Concerns about weakening trust in credit rating agencies if Korea delays adopting fiscal rules

Interview with IMF Director Heo Jang… “Inflation is likely to fall to the 1% level again next year”

International Monetary Fund (IMF) Executive Director Huh Jang said that if the government’s ‘Korean-style fiscal rules’ are delayed, international credit rating agencies’ trust in Korea’s efforts to improve fiscal soundness may be weakened.

Director Huh said this in an interview with reporters accompanying the G20 finance ministers meeting held in Washington DC, USA on the 12th (local time).

He said, “In general, credit rating agencies first consider actual fiscal indicators such as the national debt ratio and fiscal balance when evaluating national credit ratings, so the effect of the enactment of fiscal rules on the national credit rating is limited. Considering the interest and expectations that have been shown in the introduction, there is a risk that trust will be weakened if the introduction is delayed.”

The amendment bill to the National Finance Act to introduce the ‘Korean-style fiscal rules’ submitted to the National Assembly at the end of December last year by the Ministry of Strategy and Finance has not yet crossed the threshold of the National Assembly.

The main point of the amendment is to control the national debt ratio to within 60% of gross domestic product (GDP) and the consolidated fiscal balance to within -3% of GDP every year from 2025.

Director Huh explained that the IMF assessed that, although the national debt has increased significantly in the process of the Korean government’s response to COVID-19, it is still at a stable level compared to other countries.

However, he added, “Systematic financial stability management is necessary in preparation for an aging population in the future, and we welcome the introduction of fiscal rules.”

Regarding the impact of the fourth wave of COVID-19 on the Korean economy, he said, “The recovery of consumption may be delayed due to the recent increase in confirmed cases, but we are analyzing that the impact of quarantine measures on economic activities has been reduced compared to the initial stage of Corona 19.” answered.

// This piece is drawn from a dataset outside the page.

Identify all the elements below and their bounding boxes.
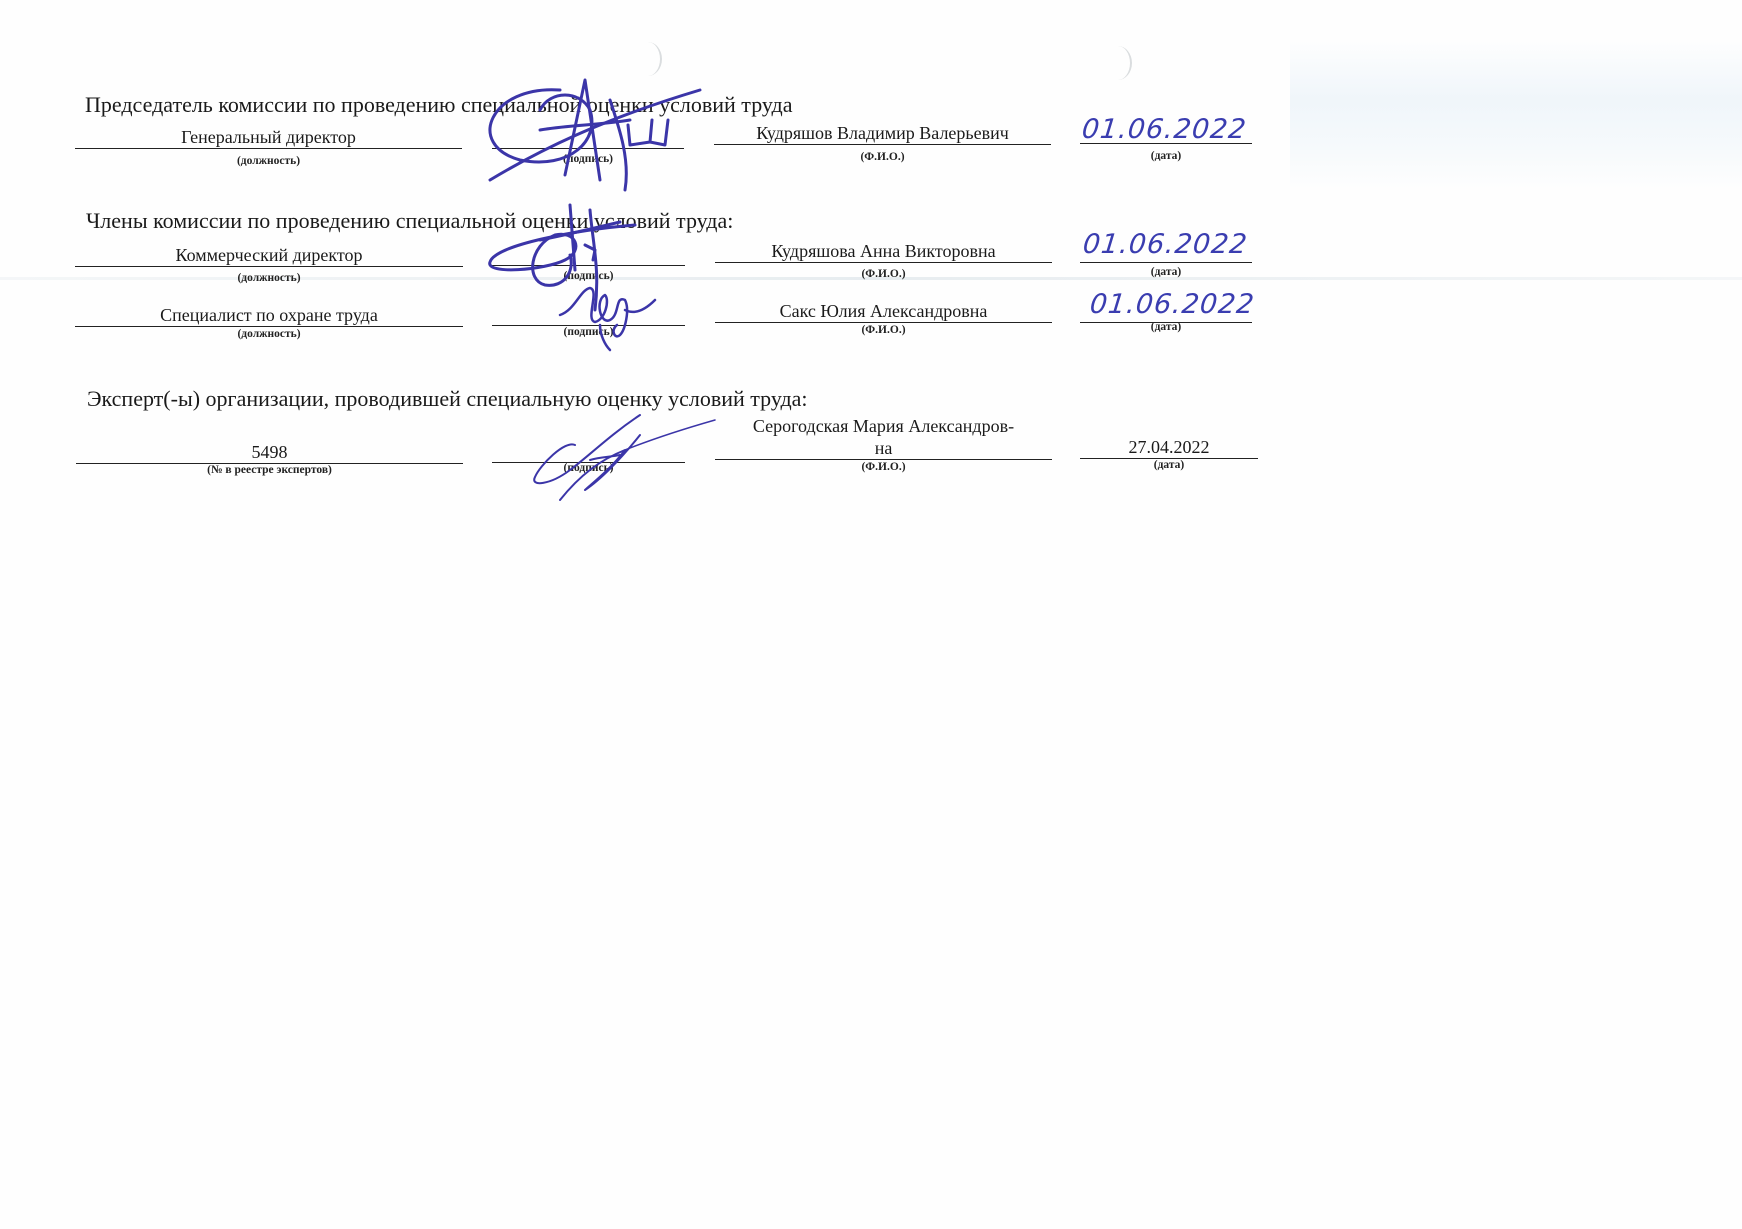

The International Monetary Fund (IMF) maintained its growth forecast for the Korean economy this year at 4.3%, the same as in July, in the World Economic Outlook released on the same day.

The economy is expected to grow by 0.1 percentage point next year to 3.3%.

Regarding this, he added, “I thought that the increase in vaccination and the second supplementary budget would act as a positive factor as consumption increased in the fourth quarter, but the slowdown in economic growth of the world economy and trading partners could act as a negative factor,” he added.

Regarding the price problem, he said, “It has recently risen due to temporary supply disruptions and rising energy and food prices, but considering the idle labor force of the economy and the GDP gap compared to potential growth, it is expected to drop to the 1% level again next year.” .

Regarding the ‘With Corona’ that the government is promoting next month, he said, “The IMF also does not predict that Corona 19 will not disappear completely just by supplying a vaccine.”

Regarding the case of Hengda Group, a Chinese real estate developer, he said, “So far, the impact on the Chinese real estate development industry and financial market has been limited, and it is believed that the Chinese authorities have policy measures to prevent the situation from worsening.”